Owen stepped up to Beth's side and slid his arm around her shoulders as their brother and Hobbs began acting friendly, eyeballing Deckard all the while. Something had changed in him but Owen couldn't pinpoint it. Outside of his former SAS team, Owen had never seen Deckard act 'chummy' with other blokes. Keeping his voice low, he asked, "What do you need me to get?"

"Raspberry Pis, USB ports, disposable phones; a burnt copy of Linux," she murmured, matching his pitch. "Any good tech shop should have the Pi."

"But if the signal here is jammed—"

"There has to be a gap somewhere, or a weak point. Jammers have limited range. We drive around and find it or piggyback their network somehow."

"They'll likely be monitoring the traffic flow."

"I know." Fuck, they would be, wouldn't they? If she was forced to use the GPS' own satellite connection, she'd have to time the messages to cover their tracks.
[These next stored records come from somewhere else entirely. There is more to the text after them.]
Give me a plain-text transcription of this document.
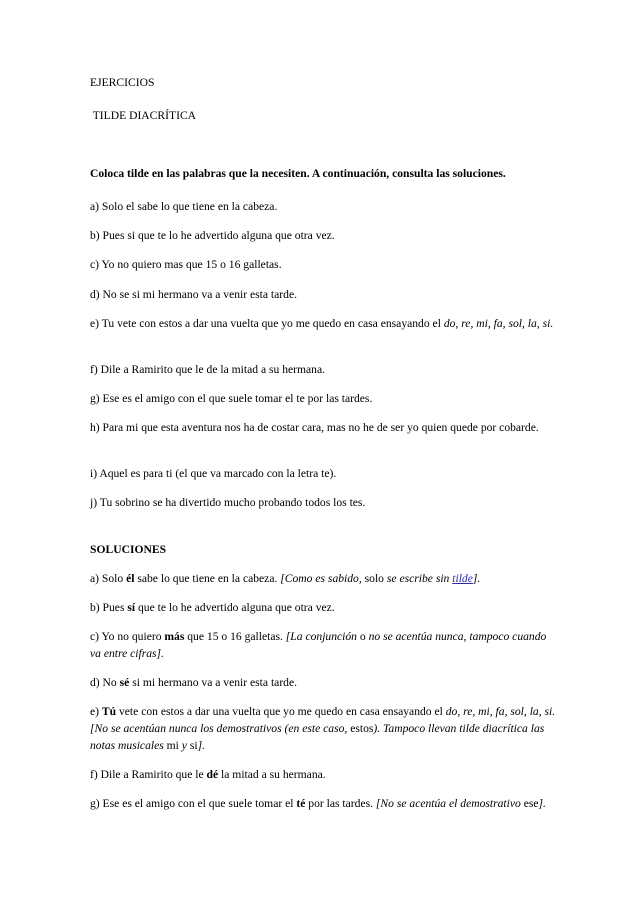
EJERCICIOS

TILDE DIACRÍTICA

Coloca tilde en las palabras que la necesiten. A continuación, consulta las soluciones.

a) Solo el sabe lo que tiene en la cabeza.

b) Pues si que te lo he advertido alguna que otra vez.

c) Yo no quiero mas que 15 o 16 galletas.

d) No se si mi hermano va a venir esta tarde.

e) Tu vete con estos a dar una vuelta que yo me quedo en casa ensayando el do, re, mi, fa, sol, la, si.

f) Dile a Ramirito que le de la mitad a su hermana.

g) Ese es el amigo con el que suele tomar el te por las tardes.

h) Para mi que esta aventura nos ha de costar cara, mas no he de ser yo quien quede por cobarde.

i) Aquel es para ti (el que va marcado con la letra te).

j) Tu sobrino se ha divertido mucho probando todos los tes.

SOLUCIONES

a) Solo él sabe lo que tiene en la cabeza. [Como es sabido, solo se escribe sin tilde].

b) Pues sí que te lo he advertido alguna que otra vez.

c) Yo no quiero más que 15 o 16 galletas. [La conjunción o no se acentúa nunca, tampoco cuando va entre cifras].

d) No sé si mi hermano va a venir esta tarde.

e) Tú vete con estos a dar una vuelta que yo me quedo en casa ensayando el do, re, mi, fa, sol, la, si. [No se acentúan nunca los demostrativos (en este caso, estos). Tampoco llevan tilde diacrítica las notas musicales mi y si].

f) Dile a Ramirito que le dé la mitad a su hermana.

g) Ese es el amigo con el que suele tomar el té por las tardes. [No se acentúa el demostrativo ese].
Beth rubbed her eyes and rested her head against Owen's bicep, covering her mouth when she yawned. "I'll figure something out. Deckard won't walk away without Cipher and we're not walking away without her money."
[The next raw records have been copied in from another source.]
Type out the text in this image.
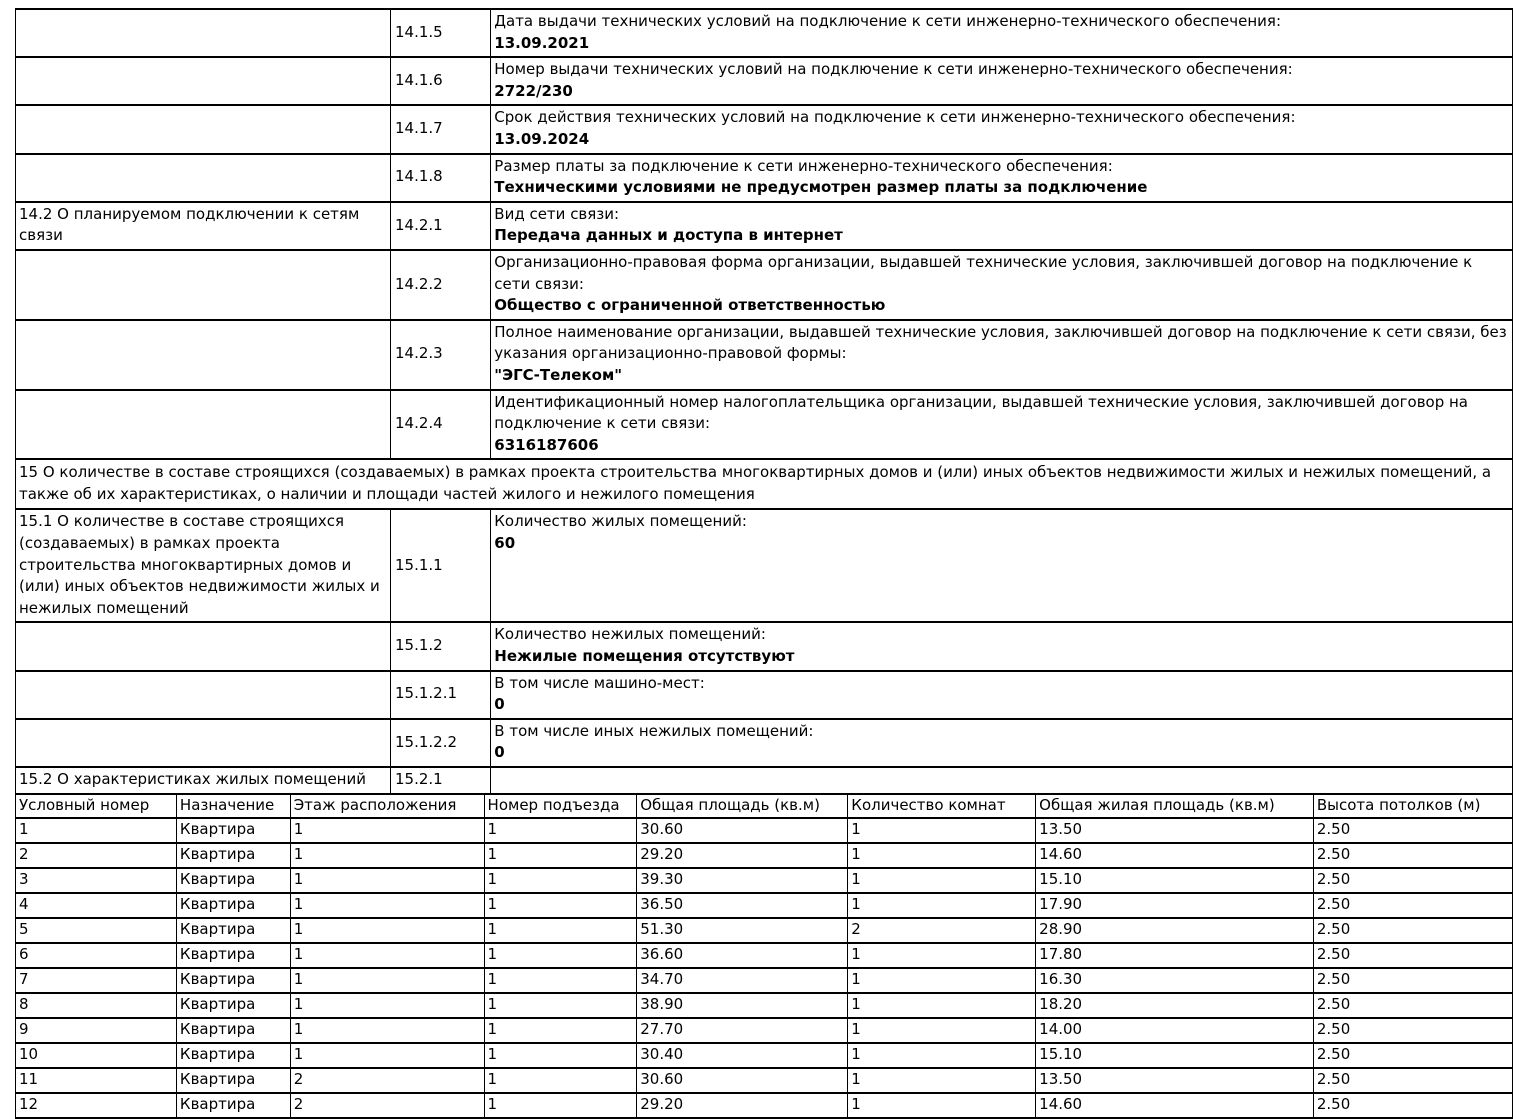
	14.1.5	Дата выдачи технических условий на подключение к сети инженерно-технического обеспечения:
13.09.2021

	14.1.6	Номер выдачи технических условий на подключение к сети инженерно-технического обеспечения:
2722/230

	14.1.7	Срок действия технических условий на подключение к сети инженерно-технического обеспечения:
13.09.2024

	14.1.8	Размер платы за подключение к сети инженерно-технического обеспечения:
Техническими условиями не предусмотрен размер платы за подключение

14.2 О планируемом подключении к сетям связи	14.2.1	Вид сети связи:
Передача данных и доступа в интернет

	14.2.2	Организационно-правовая форма организации, выдавшей технические условия, заключившей договор на подключение к сети связи:
Общество с ограниченной ответственностью

	14.2.3	Полное наименование организации, выдавшей технические условия, заключившей договор на подключение к сети связи, без указания организационно-правовой формы:
"ЭГС-Телеком"

	14.2.4	Идентификационный номер налогоплательщика организации, выдавшей технические условия, заключившей договор на подключение к сети связи:
6316187606

15 О количестве в составе строящихся (создаваемых) в рамках проекта строительства многоквартирных домов и (или) иных объектов недвижимости жилых и нежилых помещений, а также об их характеристиках, о наличии и площади частей жилого и нежилого помещения		
15.1 О количестве в составе строящихся (создаваемых) в рамках проекта строительства многоквартирных домов и (или) иных объектов недвижимости жилых и нежилых помещений	15.1.1	Количество жилых помещений:
60

	15.1.2	Количество нежилых помещений:
Нежилые помещения отсутствуют

	15.1.2.1	В том числе машино-мест:
0

	15.1.2.2	В том числе иных нежилых помещений:
0

15.2 О характеристиках жилых помещений	15.2.1	
Условный номер	Назначение	Этаж расположения	Номер подъезда	Общая площадь (кв.м)	Количество комнат	Общая жилая площадь (кв.м)	Высота потолков (м)
1	Квартира	1	1	30.60	1	13.50	2.50
2	Квартира	1	1	29.20	1	14.60	2.50
3	Квартира	1	1	39.30	1	15.10	2.50
4	Квартира	1	1	36.50	1	17.90	2.50
5	Квартира	1	1	51.30	2	28.90	2.50
6	Квартира	1	1	36.60	1	17.80	2.50
7	Квартира	1	1	34.70	1	16.30	2.50
8	Квартира	1	1	38.90	1	18.20	2.50
9	Квартира	1	1	27.70	1	14.00	2.50
10	Квартира	1	1	30.40	1	15.10	2.50
11	Квартира	2	1	30.60	1	13.50	2.50
12	Квартира	2	1	29.20	1	14.60	2.50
"So where's this motel then, Hobbs?" Deckard said, noticing the way Owen was keeping their sister upright. Maybe an extra hour's sleep would do them all some good. It would also allow him time to go through Little Nobody's book of cars and find something that could hold up under a heavy load of armour plating. "Can't imagine you'd fit on a cot."

"Oh, you're here for the complete tour. Alright then. Ladies and gentlemen, I'd like to begin by pointing out that what you see here," Luke gestured to Deckard, "is a unique specimen native only to the UK: the British asshole."